Assuming that the two persons whose stomachs I had under examination ate breakfast at the same table and time and partook of the same breakfast substantially, the difference in the time of their deaths — assuming the digestion to have gone on naturally in both cases — the difference would be somewhere in the neighborhood of an hour and a half, more or less.
Digestion stops at death. It stops so far as the expulsion of food from the stomach is concerned. There is a sort of digestion that goes on after death in which the stomach wall itself is partially digested. Taking all the facts as I’ve heard them and also the examinations that I made myself, taking all those circumstances that I regard as important — the difference in the period of digestion, both stomach and intestinal, the drying of the blood and the temperature of the body — I should think that one corroborated the other, that they all tended to the same conclusion as to the difference in time of death of the two people.

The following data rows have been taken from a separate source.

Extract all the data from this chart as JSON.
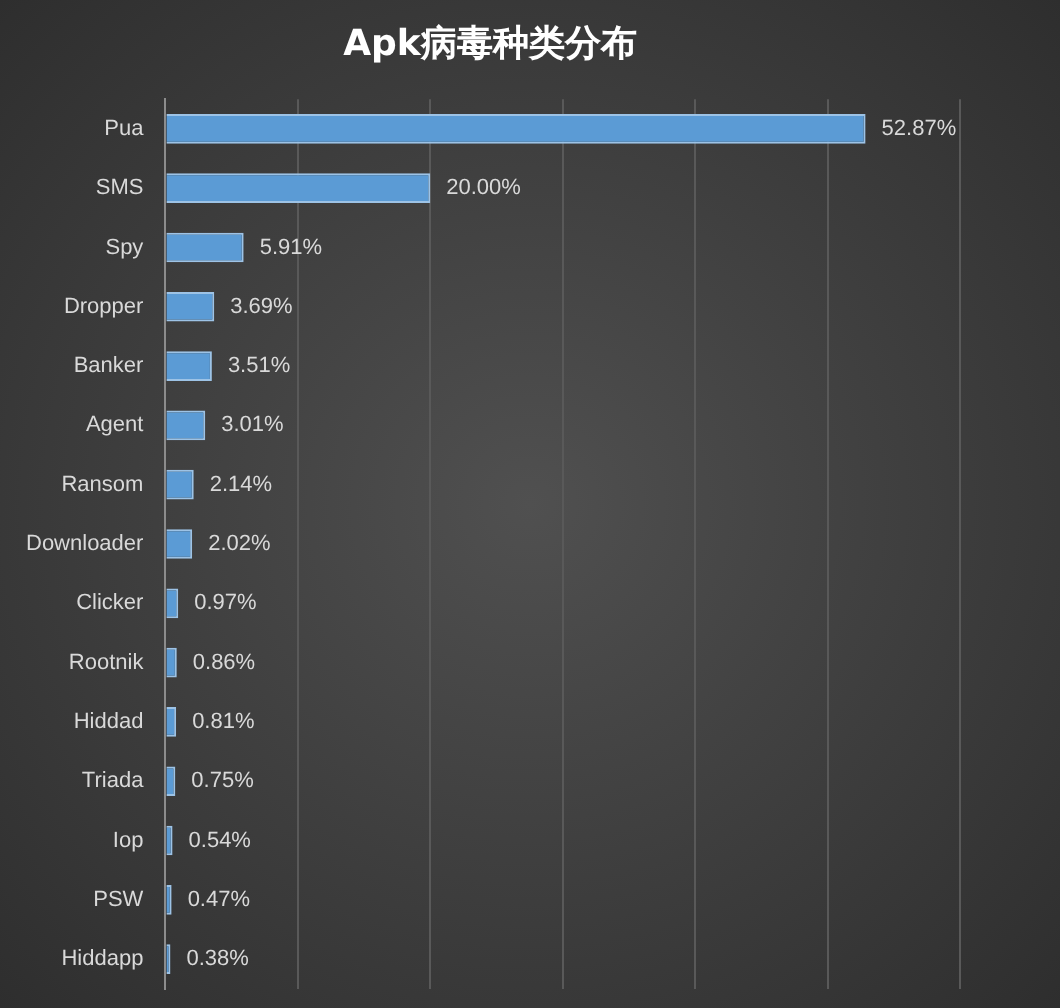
{
  "chart_data": {
    "type": "bar",
    "orientation": "horizontal",
    "title": "Apk病毒种类分布",
    "categories": [
      "Pua",
      "SMS",
      "Spy",
      "Dropper",
      "Banker",
      "Agent",
      "Ransom",
      "Downloader",
      "Clicker",
      "Rootnik",
      "Hiddad",
      "Triada",
      "Iop",
      "PSW",
      "Hiddapp"
    ],
    "values": [
      52.87,
      20.0,
      5.91,
      3.69,
      3.51,
      3.01,
      2.14,
      2.02,
      0.97,
      0.86,
      0.81,
      0.75,
      0.54,
      0.47,
      0.38
    ],
    "value_labels": [
      "52.87%",
      "20.00%",
      "5.91%",
      "3.69%",
      "3.51%",
      "3.01%",
      "2.14%",
      "2.02%",
      "0.97%",
      "0.86%",
      "0.81%",
      "0.75%",
      "0.54%",
      "0.47%",
      "0.38%"
    ],
    "color": "#5b9bd5",
    "xlim": [
      0,
      60
    ],
    "xticks": [
      {
        "value": 0,
        "label": null
      },
      {
        "value": 10,
        "label": null
      },
      {
        "value": 20,
        "label": null
      },
      {
        "value": 30,
        "label": null
      },
      {
        "value": 40,
        "label": null
      },
      {
        "value": 50,
        "label": null
      },
      {
        "value": 60,
        "label": null
      }
    ],
    "grid": "x",
    "legend": false
  }
}
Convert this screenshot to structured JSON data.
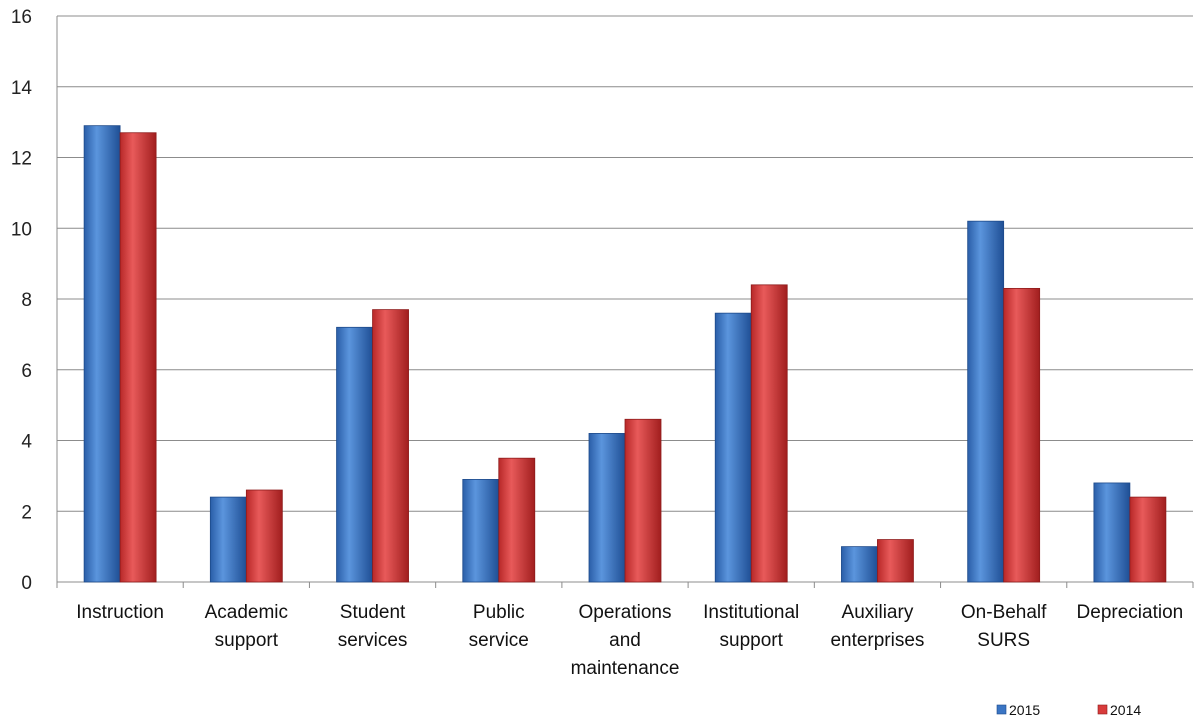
{
  "chart_data": {
    "type": "bar",
    "categories": [
      [
        "Instruction"
      ],
      [
        "Academic",
        "support"
      ],
      [
        "Student",
        "services"
      ],
      [
        "Public",
        "service"
      ],
      [
        "Operations",
        "and",
        "maintenance"
      ],
      [
        "Institutional",
        "support"
      ],
      [
        "Auxiliary",
        "enterprises"
      ],
      [
        "On-Behalf",
        "SURS"
      ],
      [
        "Depreciation"
      ]
    ],
    "series": [
      {
        "name": "2015",
        "color": "#3a75c4",
        "values": [
          12.9,
          2.4,
          7.2,
          2.9,
          4.2,
          7.6,
          1.0,
          10.2,
          2.8
        ]
      },
      {
        "name": "2014",
        "color": "#d83b3b",
        "values": [
          12.7,
          2.6,
          7.7,
          3.5,
          4.6,
          8.4,
          1.2,
          8.3,
          2.4
        ]
      }
    ],
    "yticks": [
      "0",
      "2",
      "4",
      "6",
      "8",
      "10",
      "12",
      "14",
      "16"
    ],
    "ylim": [
      0,
      16
    ],
    "title": "",
    "xlabel": "",
    "ylabel": "",
    "grid": true,
    "legend_position": "bottom-right"
  }
}
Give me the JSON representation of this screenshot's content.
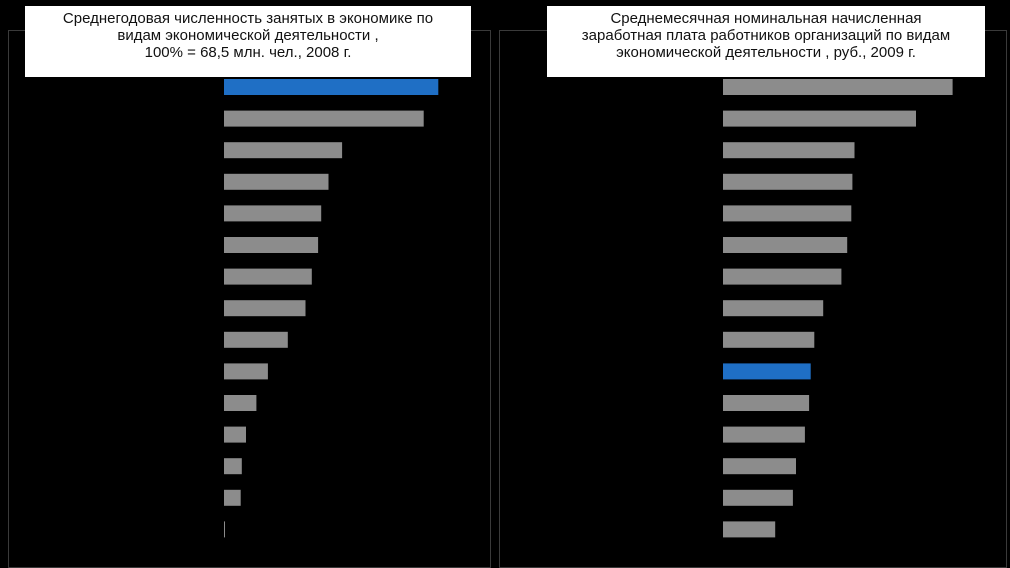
{
  "colors": {
    "background": "#000000",
    "bar": "#8c8c8c",
    "highlight": "#1f6fc5"
  },
  "chart_data": [
    {
      "type": "bar",
      "orientation": "horizontal",
      "title_lines": [
        "Среднегодовая численность занятых в экономике по",
        "видам экономической деятельности ,",
        "100% = 68,5 млн. чел., 2008 г."
      ],
      "values": [
        20.5,
        19.1,
        11.3,
        10.0,
        9.3,
        9.0,
        8.4,
        7.8,
        6.1,
        4.2,
        3.1,
        2.1,
        1.7,
        1.6,
        0.1
      ],
      "highlight_index": 0,
      "xlim": [
        0,
        22
      ],
      "legend": "none",
      "grid": false
    },
    {
      "type": "bar",
      "orientation": "horizontal",
      "title_lines": [
        "Среднемесячная номинальная начисленная",
        "заработная плата работников организаций по видам",
        "экономической деятельности , руб., 2009 г."
      ],
      "values": [
        44000,
        37000,
        25200,
        24800,
        24600,
        23800,
        22700,
        19200,
        17500,
        16800,
        16500,
        15700,
        14000,
        13400,
        10000
      ],
      "highlight_index": 9,
      "xlim": [
        0,
        46000
      ],
      "legend": "none",
      "grid": false
    }
  ]
}
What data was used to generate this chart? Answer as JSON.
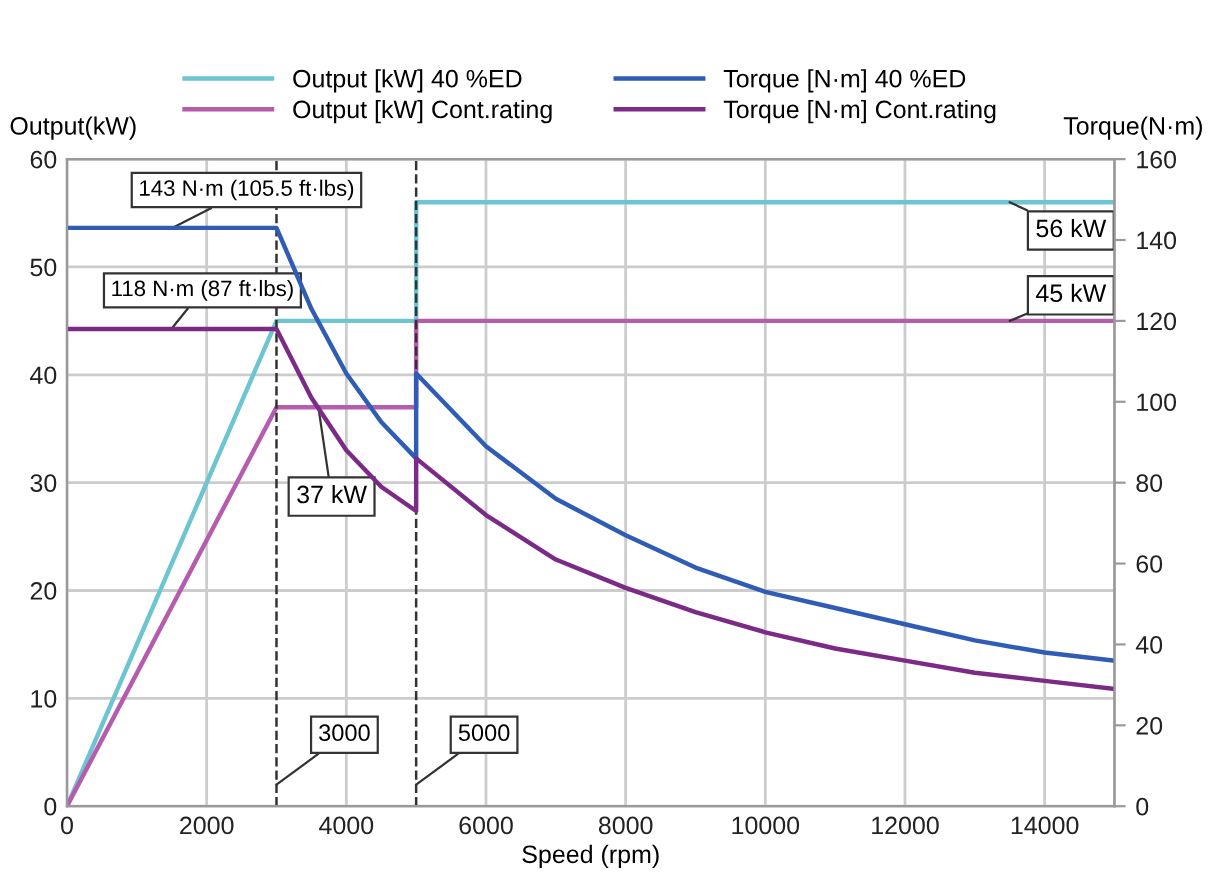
{
  "chart_data": {
    "type": "line",
    "xlabel": "Speed (rpm)",
    "ylabel": "Output(kW)",
    "y2label": "Torque(N·m)",
    "xlim": [
      0,
      15000
    ],
    "xticks": [
      0,
      2000,
      4000,
      6000,
      8000,
      10000,
      12000,
      14000
    ],
    "ylim": [
      0,
      60
    ],
    "yticks": [
      0,
      10,
      20,
      30,
      40,
      50,
      60
    ],
    "y2lim": [
      0,
      160
    ],
    "y2ticks": [
      0,
      20,
      40,
      60,
      80,
      100,
      120,
      140,
      160
    ],
    "grid": true,
    "legend": "top",
    "marker": "none",
    "line_style": "solid",
    "series": [
      {
        "name": "Output [kW] 40 %ED",
        "color": "#6cc5d1",
        "x": [
          0,
          3000,
          5000,
          5000,
          15000
        ],
        "values": [
          0,
          45,
          45,
          56,
          56
        ]
      },
      {
        "name": "Output [kW] Cont.rating",
        "color": "#b65cae",
        "x": [
          0,
          3000,
          5000,
          5000,
          15000
        ],
        "values": [
          0,
          37,
          37,
          45,
          45
        ]
      },
      {
        "name": "Torque [N·m] 40 %ED",
        "color": "#2f5cb4",
        "axis": "y2",
        "x": [
          0,
          3000,
          3500,
          4000,
          4500,
          5000,
          5000,
          6000,
          7000,
          8000,
          9000,
          10000,
          11000,
          12000,
          13000,
          14000,
          15000
        ],
        "values": [
          143,
          143,
          123,
          107,
          95,
          86,
          107,
          89,
          76,
          67,
          59,
          53,
          49,
          45,
          41,
          38,
          36
        ]
      },
      {
        "name": "Torque [N·m] Cont.rating",
        "color": "#7b2a86",
        "axis": "y2",
        "x": [
          0,
          3000,
          3500,
          4000,
          4500,
          5000,
          5000,
          6000,
          7000,
          8000,
          9000,
          10000,
          11000,
          12000,
          13000,
          14000,
          15000
        ],
        "values": [
          118,
          118,
          101,
          88,
          79,
          73,
          86,
          72,
          61,
          54,
          48,
          43,
          39,
          36,
          33,
          31,
          29
        ]
      }
    ],
    "ref_lines": [
      {
        "axis": "x",
        "value": 3000,
        "label": "3000",
        "color": "#333333",
        "line_style": "dashed"
      },
      {
        "axis": "x",
        "value": 5000,
        "label": "5000",
        "color": "#333333",
        "line_style": "dashed"
      }
    ],
    "annotations": [
      {
        "text": "143 N·m (105.5 ft·lbs)",
        "x": 1500,
        "y": 53.6
      },
      {
        "text": "118 N·m (87 ft·lbs)",
        "x": 1500,
        "y": 44.3
      },
      {
        "text": "37 kW",
        "x": 3600,
        "y": 37
      },
      {
        "text": "56 kW",
        "x": 13500,
        "y": 56
      },
      {
        "text": "45 kW",
        "x": 13500,
        "y": 45
      }
    ]
  }
}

And that conclusion is an hour and a half, more or less.
They left for the Riviera on August 26, a Wednesday, and although they arrived at the rail station a full hour before the scheduled departure of the express, there were nonetheless great crowds milling about, and the consequent confusion Alison claimed was to be expected at any French terminus.
“These people cannot bear to see any member of the family departing without arranging a bon voyage gathering of monstrous proportions,” she said as they waited in line to purchase their tickets. “One witnesses what appears to be a general exodus caused by a revolution or a plague, only to discover that but a sole member of the family is leaving, and the rest are here en masse only to wave the pilgrim tearfully on his way.”
They nonetheless managed to have their luggage weighed and tagged, and were walking leisurely toward their wagon-lit by a quarter of eleven, fifteen minutes before the scheduled departure. “During the season, of course, one can take a train direct from London,” Alison said, “but I assure you this is by far the best time of the year to enjoy the pleasures the Riviera has to offer.” The journey to Marseilles, she said, would occupy the better part of fifteen hours, and from thence to Cannes yet another four. If all went well, they should arrive at the villa sometime before lunch tomorrow, “A tiring enough trip, but imagine, dear Lizzie, what it was like for us before they put on sleeping cars only seven years ago!”
They entered the car at one end of it, stepping into an enclosed vestibule and then walking past the ladies’ dressing room, its door open to reveal a water closet and a lavatory over which was hanging a mirror that reflected yet another mirror on the wall opposite. There were four divided compartments opening off the corridor, two of them containing single berths, the remaining two fitted with seats that converted into double berths at night. Their own double compartment was at the far end of the corridor, near the gentlemen’s lavatory and water closet. It was not quite so commodious as Lizzie’s shipboard accommodations had been, but it was nonetheless carpeted and richly appointed, its plush-upholstered seats comfortably enclosed by wood-paneled walls, its large windows affording a splendid view of the French countryside.